Actually getting to Guarjila was very heartwarming. And I know that sounds cheesy. But it was like you had amnesia and you’re surrounded by people who love and care about you but you have no idea who they are. It was like God’s unconditional love came in and swept us off our feet and held us there for the entire duration of our stay. It was absolutely amazing. And even though… I couldn’t get my messages across because I decided to take French instead of Spanish in school – it was the most powerful experience I have ever had. And I’m sure that I grew a lot, both in my faith and as a human being because I’ve realized that we’re all just that – human. Being christian doesn’t mean being perfect and that we don’t ever sin.

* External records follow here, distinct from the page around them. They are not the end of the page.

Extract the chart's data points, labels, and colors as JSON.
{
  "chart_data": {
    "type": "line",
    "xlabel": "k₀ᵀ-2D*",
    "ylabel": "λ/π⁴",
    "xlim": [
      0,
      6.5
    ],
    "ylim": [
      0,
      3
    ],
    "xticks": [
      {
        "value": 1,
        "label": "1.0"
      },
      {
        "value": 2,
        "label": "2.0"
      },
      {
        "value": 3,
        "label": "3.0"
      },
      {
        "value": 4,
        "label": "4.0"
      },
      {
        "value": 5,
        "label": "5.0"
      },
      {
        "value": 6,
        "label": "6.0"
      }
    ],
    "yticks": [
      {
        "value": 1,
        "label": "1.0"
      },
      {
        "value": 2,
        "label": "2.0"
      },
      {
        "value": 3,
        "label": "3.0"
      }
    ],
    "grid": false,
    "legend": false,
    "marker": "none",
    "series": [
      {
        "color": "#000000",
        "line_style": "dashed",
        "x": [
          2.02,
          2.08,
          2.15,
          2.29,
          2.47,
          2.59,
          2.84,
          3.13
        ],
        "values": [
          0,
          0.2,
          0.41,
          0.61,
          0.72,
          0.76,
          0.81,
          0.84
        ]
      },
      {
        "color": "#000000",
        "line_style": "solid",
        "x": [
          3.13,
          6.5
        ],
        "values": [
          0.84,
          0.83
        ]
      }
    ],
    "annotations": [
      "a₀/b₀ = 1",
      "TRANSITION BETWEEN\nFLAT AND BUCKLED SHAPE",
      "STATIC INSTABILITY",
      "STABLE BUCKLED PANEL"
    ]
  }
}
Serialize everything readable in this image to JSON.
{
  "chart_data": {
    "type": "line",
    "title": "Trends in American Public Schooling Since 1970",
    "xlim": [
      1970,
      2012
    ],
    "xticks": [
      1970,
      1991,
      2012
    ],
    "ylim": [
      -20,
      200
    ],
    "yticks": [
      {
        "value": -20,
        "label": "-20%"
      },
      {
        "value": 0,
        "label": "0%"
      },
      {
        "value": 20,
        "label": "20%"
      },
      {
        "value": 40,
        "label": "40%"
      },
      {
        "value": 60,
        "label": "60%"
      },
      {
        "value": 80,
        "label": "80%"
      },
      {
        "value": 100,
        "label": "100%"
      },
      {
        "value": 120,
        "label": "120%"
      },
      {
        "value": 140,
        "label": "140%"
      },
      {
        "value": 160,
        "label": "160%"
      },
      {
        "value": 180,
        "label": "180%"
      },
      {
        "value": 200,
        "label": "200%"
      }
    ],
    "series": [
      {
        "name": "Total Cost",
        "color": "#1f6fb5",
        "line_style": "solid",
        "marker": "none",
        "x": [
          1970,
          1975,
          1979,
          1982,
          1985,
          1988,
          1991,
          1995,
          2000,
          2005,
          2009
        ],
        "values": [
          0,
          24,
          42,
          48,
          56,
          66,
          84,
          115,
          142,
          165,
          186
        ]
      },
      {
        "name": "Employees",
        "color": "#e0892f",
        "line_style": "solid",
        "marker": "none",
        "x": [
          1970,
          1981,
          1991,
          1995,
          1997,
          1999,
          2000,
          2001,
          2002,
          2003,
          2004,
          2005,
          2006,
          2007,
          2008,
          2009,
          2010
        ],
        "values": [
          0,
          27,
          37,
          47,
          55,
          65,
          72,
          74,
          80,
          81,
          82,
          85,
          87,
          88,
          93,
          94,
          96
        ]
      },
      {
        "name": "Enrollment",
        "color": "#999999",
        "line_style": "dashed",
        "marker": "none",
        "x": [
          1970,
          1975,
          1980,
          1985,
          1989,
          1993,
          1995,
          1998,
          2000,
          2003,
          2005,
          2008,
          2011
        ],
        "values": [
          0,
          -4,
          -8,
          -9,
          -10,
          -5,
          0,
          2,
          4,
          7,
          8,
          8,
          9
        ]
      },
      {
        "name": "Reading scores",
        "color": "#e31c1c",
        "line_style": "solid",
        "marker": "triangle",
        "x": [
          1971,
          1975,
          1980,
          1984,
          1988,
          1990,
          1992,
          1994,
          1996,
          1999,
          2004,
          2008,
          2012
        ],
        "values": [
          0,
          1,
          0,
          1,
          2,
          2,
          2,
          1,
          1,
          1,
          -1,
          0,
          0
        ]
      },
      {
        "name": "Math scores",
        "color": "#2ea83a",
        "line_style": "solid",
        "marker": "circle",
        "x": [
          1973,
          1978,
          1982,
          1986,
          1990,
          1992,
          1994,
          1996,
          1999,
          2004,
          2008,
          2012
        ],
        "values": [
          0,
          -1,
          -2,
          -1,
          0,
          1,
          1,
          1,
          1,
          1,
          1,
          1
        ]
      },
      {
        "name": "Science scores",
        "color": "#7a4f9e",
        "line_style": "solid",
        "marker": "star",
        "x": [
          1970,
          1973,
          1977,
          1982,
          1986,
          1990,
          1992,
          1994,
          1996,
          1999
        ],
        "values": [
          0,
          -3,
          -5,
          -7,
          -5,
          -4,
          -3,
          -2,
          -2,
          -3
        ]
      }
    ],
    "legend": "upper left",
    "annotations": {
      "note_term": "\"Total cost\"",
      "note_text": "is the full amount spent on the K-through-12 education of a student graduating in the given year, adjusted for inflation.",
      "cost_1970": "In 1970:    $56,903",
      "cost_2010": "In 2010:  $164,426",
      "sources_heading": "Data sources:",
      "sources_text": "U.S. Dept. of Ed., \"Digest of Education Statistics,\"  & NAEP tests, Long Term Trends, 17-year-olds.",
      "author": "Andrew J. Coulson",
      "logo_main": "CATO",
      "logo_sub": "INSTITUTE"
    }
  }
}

It means, at least to me now because I’ve experienced this type of Agape, loving people (even strangers and enemies) the way that the people of Guarjila loved us just because we can.
- Abby Fredericksen
The first day I found out that I could go to Guarjila I was very happy but I didn’t know what to expect. My brother, Peyton had gone and very much enjoyed it, so I had some thought of what it might be like. But when we actually landed in San Salvador I was completely blown away – first by the heat and humidity, then by the cultural differences. The third day we were in El Salvador we headed for a community in Chalatenango called Guarjila and that’s where the beauty began. I met my new family. I was cared for and loved like I never have been before. I grew extremely close to people that I never would have, had I not gone on this trip. This experience will definitely be in my heart forever. It has changed my life for sure. There is no doubt in my mind that Guarjila is my favorite place in the world. I would love to go back.